Research problem
Tagging as a new information organization and retrieval tool, one greatest shortcoming is its inconsistency. The tagging consistency is threefold:
- Personal consistency that one user are tagging similar contents using consistent tags;
- Collaborative consistency, that a community of users tag similar contents using consistent tags;
- Cross-platform consistency, which means users among different internet applications tag similar contents using consistent tags.
Above is a random-picked user’s tags on del.ici.us. The highlighted parts are tag inconsistencies: misspelling, plurals, different conjoint words, tenses, etc. For example, if she wants to find things related to “web2.0“, a lot will be neglected under the tag “web2.0,“. Therefore, inconsistency diminishes information retrieval efficiency from a tag system.
Many websites are using suggestive systems to improve tagging consistency. When users try to save a bookmark on del.icio.us, the system will show them what tags they used before, so they can click on tags that they needed for current content. The major setback of suggestive system is that it is difficult to find a sepcific tag in a tag list like the tag cloud, especially when the font size is small. Users will not try very hard to find it since tagging is supposed to be fast. Therefore they just type in what they are thinking at that moment, so web2.0 may become web2, web_2.0, etc.
So the problem can be reformulated as: how to increase the efficiency of visual searching in a set of tags? Visual search is nothing new, a lot of suggestions have been given.
20/80 rules in the tagging system
Source: Golder et al, 2005
In the long term, the tag distributions tend to converge to power law distributions, which suggests the emergence of a stable distribution. Some few tags tend to dominate the whole tag set. (Begelman, 2006)
Therefore, if we can help user to easily find frequently used tags, the tag consistency will be improved. Actually, this is the working mechanism of tag cloud.
Semantic clustering
Source: Montero et al, 2006
To facilitate visual browsing task in a list, we can cluster relevant items (Lin, 2002). And Montero et al suggested that visualization of inter-tag relevancy can improve tag consistency. The arguement is simple: if you can put similar tags together, then users can locate the category very quickly and then only do visual search in the category. However, no experiment has been conducted to verify this point.
Experiment design
We firstly conducted experiment to tackle tag consistency problem. It was a 2 by 2 design, 28 subjects participated:
Independent variables
- visualization of tag frequency
- visualization of inter-tag relevancy
Dependent variables
- personal consistency
- mental workload in tagging process
personal consistency is assessed by measuring the relative overlap between two tag sets.

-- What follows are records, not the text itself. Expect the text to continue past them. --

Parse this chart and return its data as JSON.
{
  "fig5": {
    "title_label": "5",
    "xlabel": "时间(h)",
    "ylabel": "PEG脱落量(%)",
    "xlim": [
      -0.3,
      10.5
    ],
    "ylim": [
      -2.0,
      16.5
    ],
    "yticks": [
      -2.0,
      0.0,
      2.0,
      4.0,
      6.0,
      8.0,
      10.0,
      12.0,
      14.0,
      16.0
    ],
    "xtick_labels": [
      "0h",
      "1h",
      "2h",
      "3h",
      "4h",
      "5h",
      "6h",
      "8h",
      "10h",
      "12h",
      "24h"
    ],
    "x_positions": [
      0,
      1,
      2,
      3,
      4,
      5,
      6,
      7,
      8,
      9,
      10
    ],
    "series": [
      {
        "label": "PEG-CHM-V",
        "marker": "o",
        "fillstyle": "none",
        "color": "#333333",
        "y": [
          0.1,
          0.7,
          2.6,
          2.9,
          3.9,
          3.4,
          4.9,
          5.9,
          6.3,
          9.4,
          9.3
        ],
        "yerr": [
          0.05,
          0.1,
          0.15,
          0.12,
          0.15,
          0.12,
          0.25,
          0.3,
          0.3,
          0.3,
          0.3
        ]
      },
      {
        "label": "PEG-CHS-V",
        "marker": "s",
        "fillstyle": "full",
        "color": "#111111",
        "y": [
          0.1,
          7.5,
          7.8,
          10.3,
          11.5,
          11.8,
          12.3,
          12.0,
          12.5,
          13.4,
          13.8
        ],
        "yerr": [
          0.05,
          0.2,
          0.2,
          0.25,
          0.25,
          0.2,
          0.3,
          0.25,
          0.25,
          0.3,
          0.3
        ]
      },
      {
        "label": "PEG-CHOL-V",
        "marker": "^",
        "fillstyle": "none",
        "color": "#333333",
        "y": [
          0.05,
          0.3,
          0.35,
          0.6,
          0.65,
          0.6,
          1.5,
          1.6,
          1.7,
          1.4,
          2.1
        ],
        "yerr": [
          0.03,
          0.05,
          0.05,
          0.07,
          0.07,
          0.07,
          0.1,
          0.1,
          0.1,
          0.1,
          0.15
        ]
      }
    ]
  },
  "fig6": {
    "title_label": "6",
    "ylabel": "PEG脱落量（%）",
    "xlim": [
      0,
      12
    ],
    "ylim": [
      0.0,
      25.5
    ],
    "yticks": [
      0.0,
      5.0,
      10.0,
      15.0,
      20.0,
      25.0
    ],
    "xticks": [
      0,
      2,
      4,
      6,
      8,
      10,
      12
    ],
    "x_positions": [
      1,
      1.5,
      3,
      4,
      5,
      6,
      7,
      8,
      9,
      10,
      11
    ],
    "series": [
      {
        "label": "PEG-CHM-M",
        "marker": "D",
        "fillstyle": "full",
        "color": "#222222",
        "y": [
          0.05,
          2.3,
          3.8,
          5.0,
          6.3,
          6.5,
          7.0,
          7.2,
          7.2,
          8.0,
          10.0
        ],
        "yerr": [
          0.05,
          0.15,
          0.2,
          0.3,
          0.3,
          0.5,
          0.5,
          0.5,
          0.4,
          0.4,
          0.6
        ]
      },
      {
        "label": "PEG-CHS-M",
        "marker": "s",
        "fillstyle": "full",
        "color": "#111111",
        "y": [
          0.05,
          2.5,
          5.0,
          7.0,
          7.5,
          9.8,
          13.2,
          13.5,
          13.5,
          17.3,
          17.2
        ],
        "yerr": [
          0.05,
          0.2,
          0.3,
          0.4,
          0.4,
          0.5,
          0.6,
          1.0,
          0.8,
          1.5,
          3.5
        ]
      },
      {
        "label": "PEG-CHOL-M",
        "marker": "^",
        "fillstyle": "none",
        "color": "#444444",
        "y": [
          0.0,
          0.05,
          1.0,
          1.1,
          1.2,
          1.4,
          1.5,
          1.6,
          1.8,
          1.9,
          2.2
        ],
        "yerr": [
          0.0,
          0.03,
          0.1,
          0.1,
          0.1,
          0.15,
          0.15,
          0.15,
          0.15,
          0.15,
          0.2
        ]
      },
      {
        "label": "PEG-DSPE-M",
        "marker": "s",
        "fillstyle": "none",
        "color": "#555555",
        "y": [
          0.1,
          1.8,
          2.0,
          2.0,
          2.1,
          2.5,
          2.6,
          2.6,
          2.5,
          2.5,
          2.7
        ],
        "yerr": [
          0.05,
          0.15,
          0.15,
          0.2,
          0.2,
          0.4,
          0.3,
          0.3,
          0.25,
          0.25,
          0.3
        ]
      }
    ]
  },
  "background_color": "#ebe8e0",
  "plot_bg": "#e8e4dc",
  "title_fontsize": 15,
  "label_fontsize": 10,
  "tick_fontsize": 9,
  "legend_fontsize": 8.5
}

Assessed by NASA-TLX measurement.
Tasks
- The subject signs consent form and register basic information.
- Warm up. The subject is asked to tag five pictures, to familiarize the experiment interface.
- Section 1, the subject is asked to tag 60 pictures.
- Question and interview. The subject fills a NASA-TLX questionnaire, and answer some open end questions
- Memory erasing. This stage is to erase subject’s short term memory about the tags. The subject is asked to add an arithmetic sequence to a 3-digit number, e.g. add 1, 2, 3, … successively to 200, and speak out the result for each addition. This ends when the subject comes to 500, then the subject is asked to subtract an arithmetic sequence from 800, this ends when the subject reaches 500.
- Section 2, the subject is again asked to tag 60 pictures, in which 20 pictures occurred in section 1. The order has been randomized.
- Debrief and payment.
Result
ANOVA showed the visualization of relevancy significantly improved personal consistency. (p=0.014)
Using NASA-TLX workload measurement, we found visualization of tag occurrence frequency (p=0.014) and the interaction between two independent variables (p=0.031) reduced user’s physical demand significantly.